Read also: Seven nuclear power plants in the sights of the government

Before a rally on Saturday afternoon in the center of Strasbourg, the French and German anti-nuclear associations had deployed next to the Colmar station a banner proclaiming " Long live Alsace ... nuclear free!" ".

Spokesperson for opponents of the dean of French power plants, whose second reactor is to be shut down at the end of June, André Hatz, president of Stop Fessenheim, said that in any case " in no case could this power plant meet to the post-Fukushima criteria, and could not pass its 4th ten-year visit ”, associating it more with a“ cash machine ”for EDF and the territory of Fessenheim.

Against the technocentre

Associations opposed to nuclear power now plan to fight against the project, confirmed Friday by the Minister of Ecological Transition Elisabeth Borne, of a "technocentre" for recycling radioactive metallic waste. " We will fight resolutely against, " said André Hatz, speaking of " error for the health of the inhabitants " and " political error " for the territory.

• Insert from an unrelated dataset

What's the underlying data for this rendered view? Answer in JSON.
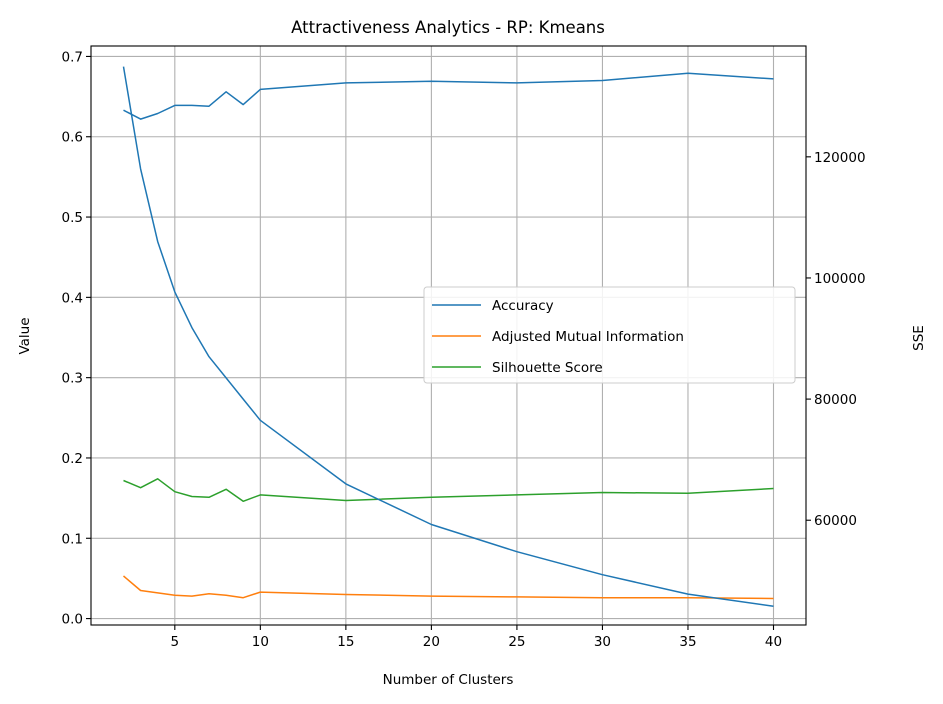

If we want to attract cutting-edge companies, the technocentre project is to shoot ourselves in the foot. We get nuclear power out the door, we bring it in through the window, ”protested Daniel Reininger, president of the Alsace Nature federation. " It is the first defeat in France of the nuclear lobby but it is still very valiant. [...] To think that the beast is dead would be wrong, "wanted to warn Mr. Reininger.